実際ここのジン支部長にはしばらく前から話を通してある。あたしがよくこの支部に顔を出すのを、周囲にあくまで視察が長引いてるからという建前にしているのも支部長だ。だからオジサンに支部長から何か言ったんだろう。
何故ここまで協力してくれるのかは知らないけど……まあ将来有望なあたしにコネを作っておきたいとかそんな所だと思う。こっちとしても協力してくれるのはありがたいし。
「あ~!? 分かってないなぁオジサン。こんな可愛い女の子と一緒にお泊りできるなんてとっても良い事なんだよ! 寧ろ「ははぁ。幹部候補生のネル様にこんなむさくるしい部屋に泊っていただけるなんて光栄の至り。
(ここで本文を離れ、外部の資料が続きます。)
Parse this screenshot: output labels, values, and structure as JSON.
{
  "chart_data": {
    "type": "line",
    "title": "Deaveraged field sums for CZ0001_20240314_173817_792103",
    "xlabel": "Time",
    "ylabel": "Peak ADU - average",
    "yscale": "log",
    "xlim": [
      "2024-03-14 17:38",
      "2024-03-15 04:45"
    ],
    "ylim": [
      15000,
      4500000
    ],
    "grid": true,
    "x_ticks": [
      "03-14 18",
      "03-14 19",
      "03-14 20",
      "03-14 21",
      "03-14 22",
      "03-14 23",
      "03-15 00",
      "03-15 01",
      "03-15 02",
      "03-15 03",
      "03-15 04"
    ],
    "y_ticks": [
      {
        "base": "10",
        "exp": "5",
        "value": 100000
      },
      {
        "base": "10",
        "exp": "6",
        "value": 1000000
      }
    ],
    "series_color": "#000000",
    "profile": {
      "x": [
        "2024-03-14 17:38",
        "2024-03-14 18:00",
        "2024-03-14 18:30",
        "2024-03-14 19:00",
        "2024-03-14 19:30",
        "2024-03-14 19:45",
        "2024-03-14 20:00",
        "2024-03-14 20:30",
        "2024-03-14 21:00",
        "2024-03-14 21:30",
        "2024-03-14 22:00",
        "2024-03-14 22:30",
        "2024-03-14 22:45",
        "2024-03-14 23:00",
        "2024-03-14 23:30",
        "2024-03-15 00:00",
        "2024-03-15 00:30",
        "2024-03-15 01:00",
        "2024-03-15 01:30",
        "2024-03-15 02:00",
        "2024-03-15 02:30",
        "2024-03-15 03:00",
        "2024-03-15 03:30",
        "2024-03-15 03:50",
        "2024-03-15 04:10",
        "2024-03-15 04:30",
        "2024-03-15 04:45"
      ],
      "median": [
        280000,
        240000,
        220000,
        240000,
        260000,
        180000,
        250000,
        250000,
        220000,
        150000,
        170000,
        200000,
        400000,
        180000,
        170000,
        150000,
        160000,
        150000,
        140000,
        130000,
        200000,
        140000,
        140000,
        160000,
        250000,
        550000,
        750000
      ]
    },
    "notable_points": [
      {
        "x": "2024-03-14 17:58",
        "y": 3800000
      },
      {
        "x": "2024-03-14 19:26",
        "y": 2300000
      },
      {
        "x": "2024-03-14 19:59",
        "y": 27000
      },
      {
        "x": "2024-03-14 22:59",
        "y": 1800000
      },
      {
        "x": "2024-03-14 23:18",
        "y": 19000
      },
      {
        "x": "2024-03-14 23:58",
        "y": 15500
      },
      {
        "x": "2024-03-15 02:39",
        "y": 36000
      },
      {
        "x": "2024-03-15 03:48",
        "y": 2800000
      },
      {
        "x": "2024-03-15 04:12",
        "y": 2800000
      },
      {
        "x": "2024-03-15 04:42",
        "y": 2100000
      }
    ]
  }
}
どうぞどうぞお使いくださいまし」くらい言っても良いんだよ!」
「勝手に来ておいて何言ってんだこのクソガキめ。支部長に言われてなきゃさっさと叩き出している所だっ! ……まあ良い。泊めてはやるが静かにしてろよ。俺はやる事が山積みなんだから。本は読んでも良いが散らかすな。それと寝るならそっちに布団を敷いてあるから好きに使え。じゃあな」
オジサンはそう言って部屋の奥に入っていった。どうやらあそこが寝室らしい。扉が閉まる直前ちらっと中の様子が見えたけど、やや古いノートパソコンがあったからあれで書類の整理でもするのだろう。
「……よし」
あたしはオジサンが向こうの部屋に入ったことを確認し、カバンからある物を取り出す。ちょっと嵩張るから入れるカバンも大きい物になってしまったけど、これならオジサンがメロメロになって襲い掛かってくること間違いなし!
「ふっふっふ。甘いねオジサン。夜はまだまだこれからなんだよ!」
オジサンが襲い掛かってくるのを華麗に返り討ちにする姿を想像し、あたしはキャンディーを咥えてニヤリと笑みを浮かべた。